County Executive Mike Hein signed the “Ulster County Human Rights Protection Act of 2018” on Tuesday, Sept. 12 amidst county legislators, members of the community and the new Human Rights Commission which the law forms. Under the legislation, Ulster County residents can seek redress of discrimination complaints locally before this commission.
“This is what I affectionately call the ‘taking care of our own law,’” said Jeff Rindler, executive director of the Hudson Valley LGBTQ Center in Kingston and a member of the task force that wrote the law. “Historically, if you were discriminated against you would have to go to Albany. Those of us that are discriminated against can be vulnerable, without the means to do that.”
The ceremony took place at the A.J. Williams-Myers African Roots Library in the Ponckhockie section of downtown Kingston.
The law allows those who are unsatisfied with the results of the commission’s mediation to bring the case before an administrative law judge to possibly award damages. It does not prevent residents from making complaints on a state level.
“We live in a world that is divisive, frightening, and permission has been handed out to discriminate,” said Hein before signing the document into law. “It’s not OK, not OK as human beings and not acceptable in Ulster County.”
Just like state law, the county version prohibits discrimination in employment, accommodations, recreation, real estate transactions and in the issuance of credit.

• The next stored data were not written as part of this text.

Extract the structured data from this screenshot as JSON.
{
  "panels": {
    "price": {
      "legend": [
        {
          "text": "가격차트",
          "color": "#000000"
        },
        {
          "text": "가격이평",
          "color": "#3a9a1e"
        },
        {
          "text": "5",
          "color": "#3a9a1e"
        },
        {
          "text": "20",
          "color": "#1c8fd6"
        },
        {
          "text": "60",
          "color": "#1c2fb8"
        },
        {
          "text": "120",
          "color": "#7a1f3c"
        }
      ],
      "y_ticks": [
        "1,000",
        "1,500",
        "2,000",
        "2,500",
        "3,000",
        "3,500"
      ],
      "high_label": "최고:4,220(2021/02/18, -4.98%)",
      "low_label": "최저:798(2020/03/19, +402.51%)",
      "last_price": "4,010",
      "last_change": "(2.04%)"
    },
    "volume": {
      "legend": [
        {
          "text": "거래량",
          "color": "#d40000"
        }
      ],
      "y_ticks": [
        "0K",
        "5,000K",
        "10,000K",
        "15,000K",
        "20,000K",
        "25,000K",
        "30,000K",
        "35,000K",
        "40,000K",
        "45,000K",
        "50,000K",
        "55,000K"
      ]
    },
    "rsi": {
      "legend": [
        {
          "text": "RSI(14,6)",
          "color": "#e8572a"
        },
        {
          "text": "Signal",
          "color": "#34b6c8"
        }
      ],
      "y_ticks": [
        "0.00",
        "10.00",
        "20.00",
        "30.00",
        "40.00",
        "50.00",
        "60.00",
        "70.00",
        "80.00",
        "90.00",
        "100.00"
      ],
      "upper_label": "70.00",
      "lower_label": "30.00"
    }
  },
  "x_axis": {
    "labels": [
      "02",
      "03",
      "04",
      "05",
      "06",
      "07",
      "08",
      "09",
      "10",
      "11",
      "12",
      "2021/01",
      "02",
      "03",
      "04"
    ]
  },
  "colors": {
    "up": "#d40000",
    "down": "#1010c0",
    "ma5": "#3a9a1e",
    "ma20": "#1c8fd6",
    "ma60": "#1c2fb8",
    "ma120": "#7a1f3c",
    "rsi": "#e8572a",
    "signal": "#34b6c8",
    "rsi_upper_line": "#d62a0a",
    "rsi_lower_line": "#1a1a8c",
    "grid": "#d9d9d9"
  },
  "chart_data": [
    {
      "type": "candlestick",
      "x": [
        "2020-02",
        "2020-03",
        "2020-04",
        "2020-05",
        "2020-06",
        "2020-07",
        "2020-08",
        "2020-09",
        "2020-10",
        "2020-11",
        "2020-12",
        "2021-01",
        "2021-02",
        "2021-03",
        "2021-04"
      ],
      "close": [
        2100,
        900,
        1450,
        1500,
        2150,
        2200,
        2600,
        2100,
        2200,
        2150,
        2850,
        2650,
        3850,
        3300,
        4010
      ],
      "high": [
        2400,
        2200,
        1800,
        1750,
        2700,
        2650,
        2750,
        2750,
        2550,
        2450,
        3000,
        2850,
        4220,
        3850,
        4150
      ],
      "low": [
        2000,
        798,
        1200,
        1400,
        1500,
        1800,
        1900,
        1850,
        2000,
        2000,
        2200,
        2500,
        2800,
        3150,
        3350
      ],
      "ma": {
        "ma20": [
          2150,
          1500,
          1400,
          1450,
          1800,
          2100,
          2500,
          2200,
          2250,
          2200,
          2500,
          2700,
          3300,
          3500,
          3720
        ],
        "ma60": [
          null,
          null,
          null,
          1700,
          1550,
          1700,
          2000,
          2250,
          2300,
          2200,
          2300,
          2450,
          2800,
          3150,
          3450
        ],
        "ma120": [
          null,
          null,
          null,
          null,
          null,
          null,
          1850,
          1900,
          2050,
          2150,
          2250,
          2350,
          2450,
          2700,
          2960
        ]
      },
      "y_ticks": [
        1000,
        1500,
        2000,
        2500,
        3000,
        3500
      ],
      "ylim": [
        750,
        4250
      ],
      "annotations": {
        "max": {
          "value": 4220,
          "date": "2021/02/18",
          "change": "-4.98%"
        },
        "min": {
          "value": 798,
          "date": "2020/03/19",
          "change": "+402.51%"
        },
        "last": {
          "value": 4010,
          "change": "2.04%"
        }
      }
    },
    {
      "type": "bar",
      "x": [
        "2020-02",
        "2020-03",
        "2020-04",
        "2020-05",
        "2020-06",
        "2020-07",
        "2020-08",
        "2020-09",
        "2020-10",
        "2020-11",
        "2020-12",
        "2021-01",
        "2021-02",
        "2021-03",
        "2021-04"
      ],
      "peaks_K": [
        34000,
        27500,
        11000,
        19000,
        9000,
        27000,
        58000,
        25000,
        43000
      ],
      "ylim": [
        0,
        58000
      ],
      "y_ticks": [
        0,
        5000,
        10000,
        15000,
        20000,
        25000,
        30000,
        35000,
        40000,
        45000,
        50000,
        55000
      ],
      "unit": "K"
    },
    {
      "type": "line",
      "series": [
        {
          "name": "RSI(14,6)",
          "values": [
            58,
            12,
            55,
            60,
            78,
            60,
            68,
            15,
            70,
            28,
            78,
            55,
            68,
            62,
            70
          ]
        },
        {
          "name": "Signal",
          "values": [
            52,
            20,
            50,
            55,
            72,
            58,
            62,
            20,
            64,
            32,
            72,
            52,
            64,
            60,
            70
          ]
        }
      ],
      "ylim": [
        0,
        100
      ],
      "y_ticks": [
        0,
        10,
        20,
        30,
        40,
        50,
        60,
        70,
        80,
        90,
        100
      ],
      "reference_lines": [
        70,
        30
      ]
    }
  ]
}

A similar law was proposed last year, but wasn’t actualized. In a press release, County Legislature Chairman Ken Ronk, Republican of Wallkill, said he was happy a law was crafted that everyone could get behind.
“After two years of partisan wrangling with various versions and language, these thoughtful and insightful individuals were able to look at the big picture and develop legislation that will serve and protect the people of Ulster County who need it most,” said Ronk.
Legislature Minority Leader Hector Rodriguez (D-New Paltz) said this legislation “makes us unique and is something to be celebrated” as it’s the only such law in the state.